From the footpath of my middle age

I wandered o’er the grassy verge

to woods where worldly passions rage

and few folk live past middle age.

I took up pen and ink and page

and thought to write a wond’rous dirge,

but I am in my middle age

and have ipso facto lost the urge.



a line, (a blue one)


The Food Reviewer Aviods The Issue


Your cookbook surpassed all expectations.

I read it all with tongue in check, so I could taste the relish.


(Your e-mail caught me on the hop

when I was feeling peckish.)


No time to write, it’s time to eat. I’m caught out,

a player at the gaming table, like the Earl of Sandwich.


Do you really see a need to write a word tonight?

Ah. I’ll explode into action, like Popeye after spinach.


Beer, bread and butter, and a bowl of radishes

Remind me that I’m civilised. My tastes are never savage.


I take my ease appropriately and take my choice of baths

My mood’s unmitigated sweet, so tonight I’m going Turkish.


In dreams, the house is a stand-in for the psyche:

Do you think perhaps my kitchen could use a major furbish?



a line, (a blue one)


Leaning In

(after Emily Dickinson, “Success is counted sweetest”)

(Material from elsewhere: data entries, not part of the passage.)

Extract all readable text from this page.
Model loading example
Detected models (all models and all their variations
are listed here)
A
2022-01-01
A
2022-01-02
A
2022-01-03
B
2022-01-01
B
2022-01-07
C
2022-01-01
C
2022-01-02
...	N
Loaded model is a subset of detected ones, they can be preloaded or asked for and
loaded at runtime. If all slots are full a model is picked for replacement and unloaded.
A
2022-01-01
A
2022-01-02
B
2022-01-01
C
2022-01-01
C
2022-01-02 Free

My fingernails are purple,

my lips are all-day glossed,

I claw my way to pinnacles

undreamed of by the most


of those who miss my turning

and drift in lesser paths.

We never meet, those folk and I,

we never joke or laugh.


Far overhead you’ll see me

where underlings can’t climb:

unloved and so unlovely

tall mistress of my time.


a line, (a blue one)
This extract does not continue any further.